2. The Impact of pH on Wine's Hue

pH, a measure of acidity, plays a crucial role in defining a wine's color profile. Depending on the pH level:

• Wines with pH values up to 3.5 exhibit a lively red hue.
• Those with pH values ranging from 3.5 to 7.0 tend to have red-purple-blue shades.
• Wines with pH values exceeding 7.0 lean towards a yellow hue.

However, it's essential to note that while anthocyanins contribute to the wine's color, they aren't the sole determinants. In red wines with pH levels between 3.5 and 4.1, only 20-30% of anthocyanins are responsible for the color, with the rest existing in non-colored forms. Furthermore, aged wines exhibit reduced color sensitivity to pH variations.

3. Bottle Aging and Color Dynamics

The aging process in a bottle can lead to color loss in wine. When wine undergoes oxidation, it causes reactions in the anthocyanins. In reductive conditions (lack of oxygen), some anthocyanins can turn colorless, particularly evident in newly fermented wines. However, over extended periods, especially during oxidative aging in bottles, this color attenuation intensifies, albeit more gradually.

4. The Temperature Factor

High temperatures can also influence anthocyanins, turning them yellow. Therefore, during wine aging, it's advisable to maintain a steady and reduced temperature, ideally between 12°C and 15°C.

5. The Barrel Aging Paradox

During barrel aging, a unique equilibrium situation arises. While oxidation can turn anthocyanins into colorless phenolic acids, destroying the wine's hue, the presence of other compounds can counteract this effect. Oxygen, in the presence of certain substances, can enhance and stabilize anthocyanins, preserving their color. For instance, specific anthocyanins can form color complexes with metals, such as iron, copper, and magnesium, resulting in blue-green hues. This reaction is also typical with other polyphenols like tannins.

6. The Sulphite Effect

Sulphites, specifically sulfurous anhydride, can significantly decolorize anthocyanins. This reversible reaction often becomes apparent during wine bottling, where a considerable addition of sulfurous anhydride ensures bottle stability but diminishes color vibrancy. Over time, as the sulfurous component decomposes, the wine can regain its original hue and intensity.

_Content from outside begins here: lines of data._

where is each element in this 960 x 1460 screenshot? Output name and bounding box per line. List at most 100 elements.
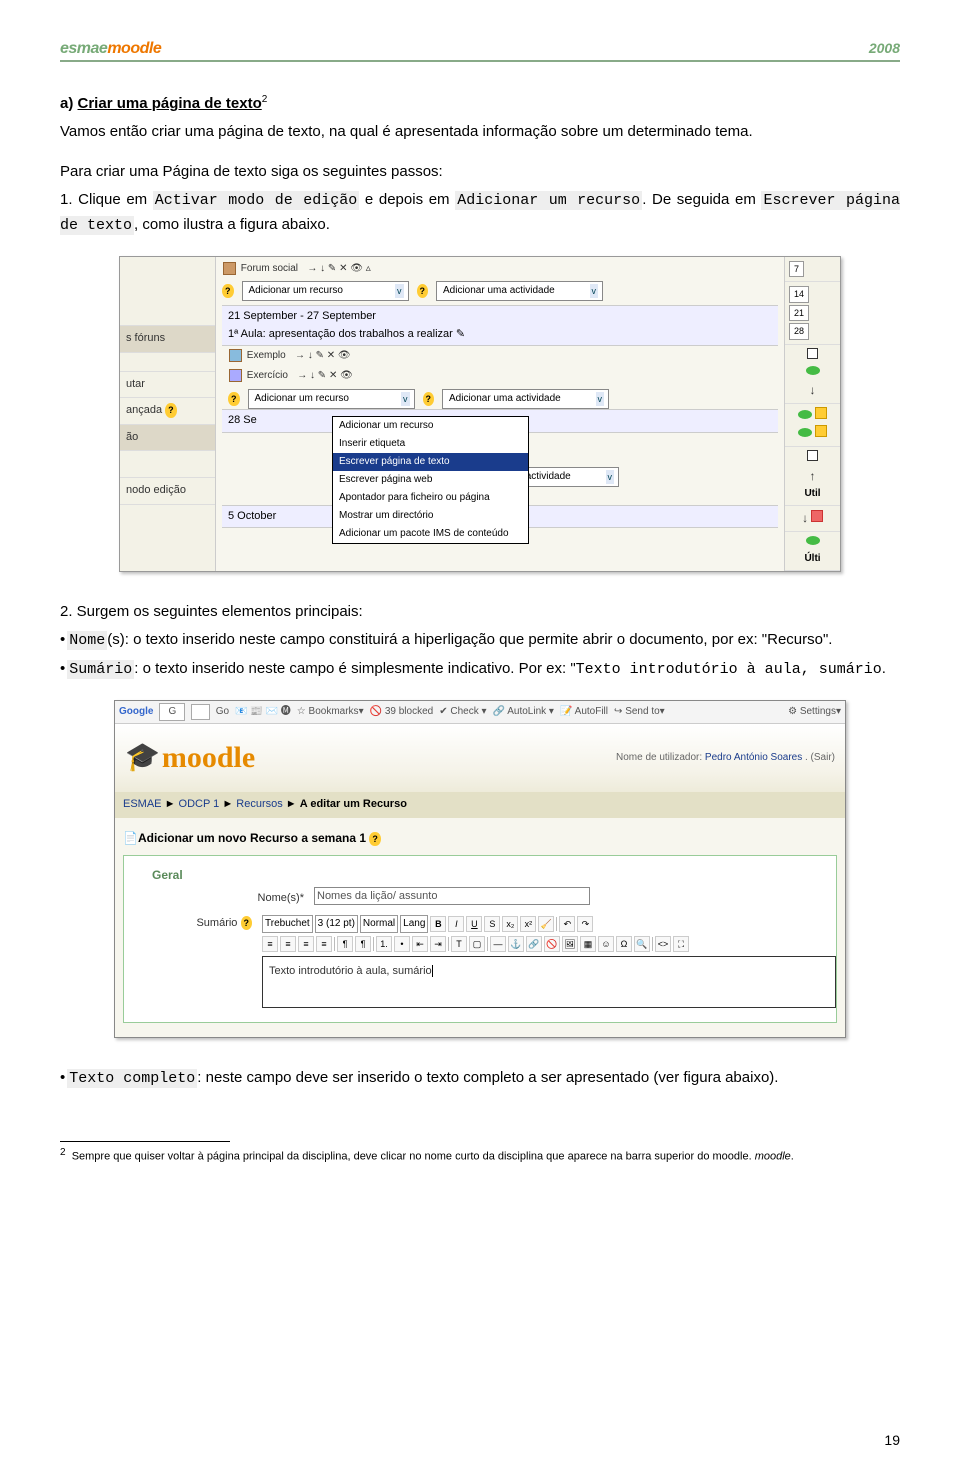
help-icon[interactable]: ?: [241, 916, 253, 930]
help-icon[interactable]: ?: [417, 284, 429, 298]
italic-button[interactable]: I: [448, 916, 464, 932]
unlink-button[interactable]: 🚫: [544, 936, 560, 952]
page: esmaemoodle 2008 a) Criar uma página de …: [0, 0, 960, 1460]
browser-toolbar: Google G Go 📧 📰 ✉️ 🅜 ☆ Bookmarks▾ 🚫 39 b…: [115, 701, 845, 724]
cal-cell[interactable]: 14: [789, 286, 809, 302]
select-add-resource-2[interactable]: Adicionar um recursov: [248, 389, 415, 409]
dropdown-item[interactable]: Apontador para ficheiro ou página: [333, 489, 528, 507]
strike-button[interactable]: S: [484, 916, 500, 932]
dropdown-resource-open[interactable]: Adicionar um recurso Inserir etiqueta Es…: [332, 416, 529, 544]
underline-button[interactable]: U: [466, 916, 482, 932]
redo-button[interactable]: ↷: [577, 916, 593, 932]
sendto-label[interactable]: Send to: [625, 706, 659, 717]
footnote: 2 Sempre que quiser voltar à página prin…: [60, 1146, 900, 1164]
select-add-activity-2[interactable]: Adicionar uma actividadev: [442, 389, 609, 409]
select-add-activity[interactable]: Adicionar uma actividadev: [436, 281, 603, 301]
checkbox-icon[interactable]: [807, 450, 818, 461]
content: a) Criar uma página de texto2 Vamos entã…: [60, 92, 900, 1091]
check-label[interactable]: Check: [450, 706, 478, 717]
bullet-texto-completo: •Texto completo: neste campo deve ser in…: [60, 1066, 900, 1091]
editor-size-select[interactable]: 3 (12 pt): [315, 915, 358, 933]
dropdown-item[interactable]: Adicionar um recurso: [333, 417, 528, 435]
search-button[interactable]: 🔍: [634, 936, 650, 952]
crumb-odcp[interactable]: ODCP 1: [179, 798, 220, 810]
table-button[interactable]: ▦: [580, 936, 596, 952]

7. Polyphenols and Their Impact

Anthocyanins can also interact with other phenolic compounds, altering wine color in a process called coopigmentation. This results in an increased color intensity, known as the "hyperchromic effect", and a shift towards purple-blue shades, called the "bathochromic effect". Such interactions often manifest in young wines, where reduced oxygen conditions foster the formation of coopigments, contributing to up to 40% of the wine's color intensity.

8. The Role of Fermentation

During or even before fermentation, anthocyanins can combine with yeasts, leading to the formation of stable and initially colorless compounds. However, these compounds can develop orange hues upon oxidation or due to reactions with alcohol and certain sugar breakdown products.

Anthocyanins, with their intricate behaviors and reactions, significantly shape the world of red wines. Their interplay with various factors, both intrinsic and extrinsic, ensures that the journey from grape to glass is one of constant evolution, revealing the art and science behind every bottle.